Investing in real estate with little to no money down can be challenging but it’s not impossible. Here are some strategies you can consider:

  1. Wholesaling: This involves finding distressed properties, negotiating a deal with the seller, and then assigning the contract to another buyer for a fee. You don’t need to buy the property yourself, so you can get started with very little capital.
  2. Seller Financing: Some sellers may be willing to finance the purchase themselves, allowing you to buy the property with little or no money down. This typically involves negotiating terms directly with the seller.
  3. Lease Options: With a lease option, you lease the property from the owner with the option to buy it at a later date at a predetermined price. You can then sublease the property or assign the option to another buyer for a fee.
  4. Partnerships: You can partner with other investors or individuals who have the capital to invest. You provide your expertise, time, or sweat equity, while your partner provides the funding needed for the deal.
  5. Hard Money Lenders: While this option may require some money down, hard money lenders typically focus more on the value of the property than the borrower’s creditworthiness. They may finance a significant portion of the purchase price, allowing you to acquire properties with minimal cash upfront.

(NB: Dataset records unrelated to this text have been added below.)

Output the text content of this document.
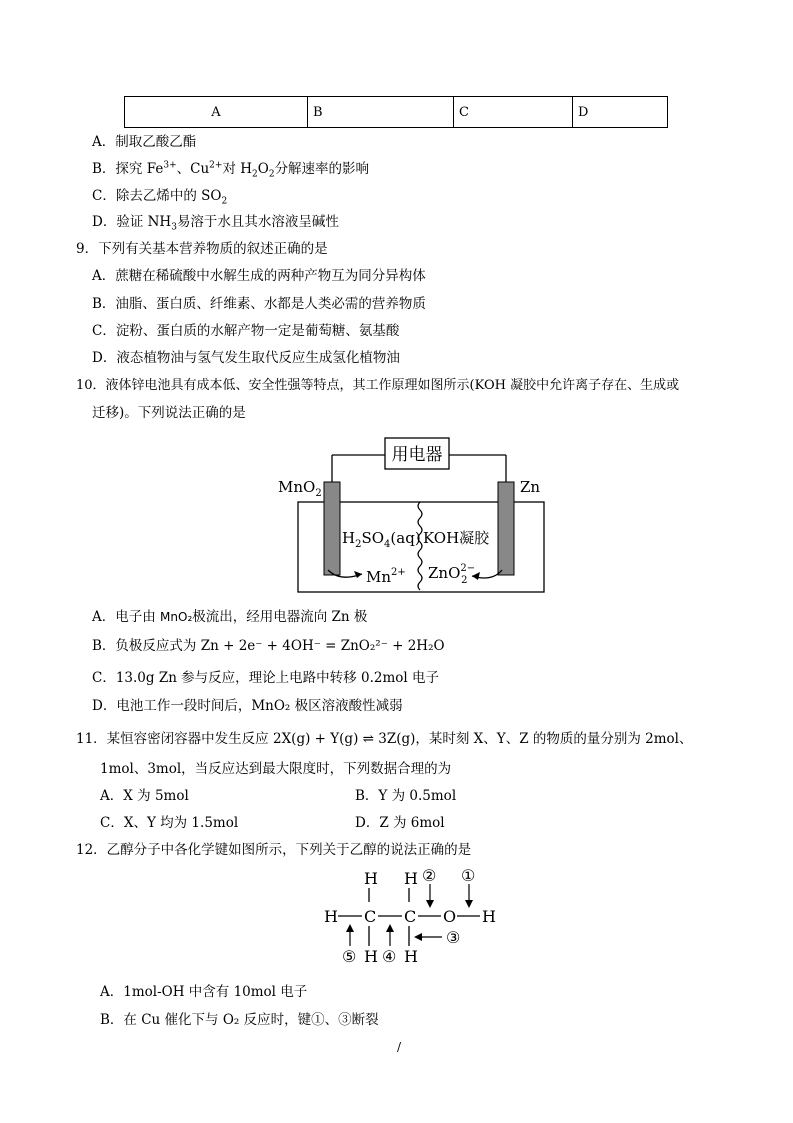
A	B	C	D
A．制取乙酸乙酯
B．探究 $Fe^{3+}$、$Cu^{2+}$对 $H_2O_2$分解速率的影响
C．除去乙烯中的 $SO_2$
D．验证 $NH_3$易溶于水且其水溶液呈碱性
9．下列有关基本营养物质的叙述正确的是
A．蔗糖在稀硫酸中水解生成的两种产物互为同分异构体
B．油脂、蛋白质、纤维素、水都是人类必需的营养物质
C．淀粉、蛋白质的水解产物一定是葡萄糖、氨基酸
D．液态植物油与氢气发生取代反应生成氢化植物油
10．液体锌电池具有成本低、安全性强等特点，其工作原理如图所示(KOH 凝胶中允许离子存在、生成或
迁移)。下列说法正确的是
用电器
MnO$_2$	Zn
$H_2SO_4(aq)$ KOH凝胶
$Mn^{2+}$ ZnO$^{2-}$ 2
A．电子由 MnO₂极流出，经用电器流向 Zn 极
B．负极反应式为 Zn + 2e⁻ + 4OH⁻ = ZnO₂²⁻ + 2H₂O
C．13.0g Zn 参与反应，理论上电路中转移 0.2mol 电子
D．电池工作一段时间后，MnO₂ 极区溶液酸性减弱
11．某恒容密闭容器中发生反应 2X(g) + Y(g) ⇌ 3Z(g)，某时刻 X、Y、Z 的物质的量分别为 2mol、
1mol、3mol，当反应达到最大限度时，下列数据合理的为
A．X 为 5mol	B．Y 为 0.5mol
C．X、Y 均为 1.5mol	D．Z 为 6mol
12．乙醇分子中各化学键如图所示，下列关于乙醇的说法正确的是
H C C O H
H H
H H
② ①
③
⑤ ④
A．1mol-OH 中含有 10mol 电子
B．在 Cu 催化下与 O₂ 反应时，键①、③断裂
/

  6. Government Programs: Some government programs, such as FHA loans, offer low down payment options for homebuyers, which can be useful for real estate investors looking to acquire properties with minimal cash.
  7. Creative Financing: Get creative with your financing options. You could consider strategies like subject-to financing (taking over the seller’s existing mortgage payments), or using personal loans, credit cards, or even borrowing against other assets as a down payment.

Remember, while these strategies can help you invest in real estate with little to no money down, they also come with risks. Make sure you thoroughly understand the risks involved and consider seeking advice from experienced real estate investors or financial professionals before proceeding. Additionally, always conduct thorough due diligence on any property you’re considering investing in.